Tensor Gaussian Processes: Efficient Solvers for Nonlinear PDEs

Machine learning solvers for partial differential equations (PDEs) have attracted growing interest. However, most existing approaches, such as neural network solvers, rely on stochastic training, which is inefficient and typically requires a great many training epochs. Gaussian process (GP)/kernel-based solvers, while mathematical principled, suffer from scalability issues when handling large numbers of collocation points often needed for challenging or higher-dimensional PDEs. To overcome these limitations, we propose TGPS, a tensor-GP-based solver that models factor functions along each input dimension using one-dimensional GPs and combines them via tensor decomposition to approximate the full solution.
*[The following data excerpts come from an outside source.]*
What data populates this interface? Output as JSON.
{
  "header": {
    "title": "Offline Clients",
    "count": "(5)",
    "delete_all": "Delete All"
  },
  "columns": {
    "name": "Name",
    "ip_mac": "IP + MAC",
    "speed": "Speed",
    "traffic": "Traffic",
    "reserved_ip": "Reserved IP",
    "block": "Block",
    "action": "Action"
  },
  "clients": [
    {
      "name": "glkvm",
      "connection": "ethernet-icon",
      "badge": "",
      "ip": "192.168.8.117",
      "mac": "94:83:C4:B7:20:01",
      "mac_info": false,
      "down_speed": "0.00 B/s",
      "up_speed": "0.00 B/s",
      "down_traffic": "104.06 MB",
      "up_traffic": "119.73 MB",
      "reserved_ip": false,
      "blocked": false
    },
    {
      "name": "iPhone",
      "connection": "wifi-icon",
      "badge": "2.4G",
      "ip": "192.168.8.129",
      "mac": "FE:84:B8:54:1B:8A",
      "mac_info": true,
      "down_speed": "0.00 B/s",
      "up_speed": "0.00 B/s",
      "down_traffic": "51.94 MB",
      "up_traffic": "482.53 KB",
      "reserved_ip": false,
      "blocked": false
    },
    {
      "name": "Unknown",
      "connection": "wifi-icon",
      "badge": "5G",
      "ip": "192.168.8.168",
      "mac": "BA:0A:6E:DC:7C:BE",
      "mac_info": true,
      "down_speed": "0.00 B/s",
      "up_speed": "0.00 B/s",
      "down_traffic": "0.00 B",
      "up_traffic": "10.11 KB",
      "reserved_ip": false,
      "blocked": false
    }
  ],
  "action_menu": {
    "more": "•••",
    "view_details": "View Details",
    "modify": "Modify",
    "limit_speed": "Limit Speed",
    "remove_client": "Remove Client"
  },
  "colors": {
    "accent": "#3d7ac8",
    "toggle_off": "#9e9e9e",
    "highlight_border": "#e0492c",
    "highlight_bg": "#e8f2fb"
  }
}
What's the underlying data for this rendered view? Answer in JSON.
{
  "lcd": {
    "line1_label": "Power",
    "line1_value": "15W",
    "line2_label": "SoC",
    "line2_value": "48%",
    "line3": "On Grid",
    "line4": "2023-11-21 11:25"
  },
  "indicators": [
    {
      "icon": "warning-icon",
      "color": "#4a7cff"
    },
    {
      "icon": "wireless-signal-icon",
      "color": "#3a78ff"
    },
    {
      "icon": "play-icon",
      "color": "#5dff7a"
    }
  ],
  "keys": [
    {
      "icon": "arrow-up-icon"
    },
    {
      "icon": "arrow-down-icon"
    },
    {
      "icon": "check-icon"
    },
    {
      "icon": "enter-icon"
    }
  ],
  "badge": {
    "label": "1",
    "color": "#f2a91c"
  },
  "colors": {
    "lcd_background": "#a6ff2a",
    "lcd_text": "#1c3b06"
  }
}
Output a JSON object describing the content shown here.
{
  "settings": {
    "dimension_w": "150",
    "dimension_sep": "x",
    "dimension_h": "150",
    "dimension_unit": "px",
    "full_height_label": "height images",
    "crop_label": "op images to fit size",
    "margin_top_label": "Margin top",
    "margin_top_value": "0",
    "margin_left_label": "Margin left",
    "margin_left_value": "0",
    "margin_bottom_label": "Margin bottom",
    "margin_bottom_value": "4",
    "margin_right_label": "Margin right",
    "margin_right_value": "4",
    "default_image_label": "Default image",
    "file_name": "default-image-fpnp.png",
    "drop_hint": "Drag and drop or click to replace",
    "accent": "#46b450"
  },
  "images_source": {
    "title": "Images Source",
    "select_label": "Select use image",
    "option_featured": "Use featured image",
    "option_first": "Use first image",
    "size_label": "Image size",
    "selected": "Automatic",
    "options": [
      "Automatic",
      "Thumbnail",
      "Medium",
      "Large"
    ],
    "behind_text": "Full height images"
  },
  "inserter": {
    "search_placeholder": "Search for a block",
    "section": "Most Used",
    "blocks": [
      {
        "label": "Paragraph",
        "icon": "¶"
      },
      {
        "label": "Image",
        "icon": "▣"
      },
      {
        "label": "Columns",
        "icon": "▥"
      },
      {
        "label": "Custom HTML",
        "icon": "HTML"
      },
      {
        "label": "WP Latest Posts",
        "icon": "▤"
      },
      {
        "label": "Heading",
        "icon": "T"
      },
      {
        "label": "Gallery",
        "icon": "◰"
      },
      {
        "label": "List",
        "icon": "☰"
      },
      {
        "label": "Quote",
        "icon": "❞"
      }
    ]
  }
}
This design reduces the task to learning a collection of one-dimensional GPs, substantially lowering computational complexity, and enabling scalability to massive collocation sets. For efficient nonlinear PDE solving, we use a partial freezing strategy and Newton's method to linerize the nonlinear terms. We then develop an alternating least squares (ALS) approach that admits closed-form updates, thereby substantially enhancing the training efficiency. We establish theoretical guarantees on the expressivity of our model, together with convergence proof and error analysis under standard regularity assumptions. Experiments on several benchmark PDEs demonstrate that our method achieves superior accuracy and efficiency compared to existing approaches.